Trusted infrastructure was a prominent theme in several of Oracle’s Tuesday announcements, and there was a strong AI focus in that as well. Oracle introduced new integrated core-to-edge cybersecurity solutions for key management, cloud access security brokering, web application firewall and distributed denial of service protection.

These new security features leverage machine learning and AI-driven intelligent automation to remediate threats in applications that are deployed on Oracle Cloud Infrastructure. The new cybersecurity features supplement the self-securing and self-patching capabilities of Oracle Autonomous Database. With the integration of machine learning and intelligent automation to remediate threats, these new cloud services allow customers to improve the security of applications deployed on the next generation of Oracle Cloud Infrastructure.

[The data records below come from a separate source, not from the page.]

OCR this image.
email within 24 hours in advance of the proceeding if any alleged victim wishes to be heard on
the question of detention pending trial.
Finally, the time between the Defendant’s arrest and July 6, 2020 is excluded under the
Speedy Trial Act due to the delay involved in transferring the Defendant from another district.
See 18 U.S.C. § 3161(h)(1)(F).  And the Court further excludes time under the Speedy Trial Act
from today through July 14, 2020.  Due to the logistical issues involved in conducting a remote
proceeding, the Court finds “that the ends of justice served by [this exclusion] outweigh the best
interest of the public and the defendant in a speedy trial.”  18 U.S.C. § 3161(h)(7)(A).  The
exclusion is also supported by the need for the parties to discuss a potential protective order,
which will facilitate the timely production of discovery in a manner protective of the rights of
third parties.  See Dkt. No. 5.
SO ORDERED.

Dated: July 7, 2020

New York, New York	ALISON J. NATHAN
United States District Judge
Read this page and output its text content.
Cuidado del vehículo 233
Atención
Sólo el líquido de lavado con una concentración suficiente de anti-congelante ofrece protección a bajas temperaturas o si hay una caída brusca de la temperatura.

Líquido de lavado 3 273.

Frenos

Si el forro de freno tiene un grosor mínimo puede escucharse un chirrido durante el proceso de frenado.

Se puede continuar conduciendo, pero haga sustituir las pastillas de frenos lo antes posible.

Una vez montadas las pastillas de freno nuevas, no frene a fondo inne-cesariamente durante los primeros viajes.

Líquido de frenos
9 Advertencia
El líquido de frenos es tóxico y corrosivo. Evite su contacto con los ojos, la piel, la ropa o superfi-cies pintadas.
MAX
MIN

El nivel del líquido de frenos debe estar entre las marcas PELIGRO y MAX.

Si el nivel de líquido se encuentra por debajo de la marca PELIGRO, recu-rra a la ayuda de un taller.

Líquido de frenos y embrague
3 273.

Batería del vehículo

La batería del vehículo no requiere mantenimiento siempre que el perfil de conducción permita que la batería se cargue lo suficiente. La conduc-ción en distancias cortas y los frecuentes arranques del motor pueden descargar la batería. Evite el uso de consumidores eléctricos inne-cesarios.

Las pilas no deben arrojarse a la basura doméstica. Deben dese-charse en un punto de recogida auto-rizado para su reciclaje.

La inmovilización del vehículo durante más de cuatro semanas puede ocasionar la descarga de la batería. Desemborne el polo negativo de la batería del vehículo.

Useful as these new solutions are for existing Oracle customers, none of these offerings seems to offer any substantially innovative new capabilities that will help the company in its struggle to compete more effectively against AWS, Microsoft Corp. and Google LLC in the all-important public cloud. At best, these new capabilities will help Oracle to hold onto its market share in cloud applications, owing to the differentiating value that its AI-infused new capabilities provide with respect to its chief rival in that arena, SAP SE.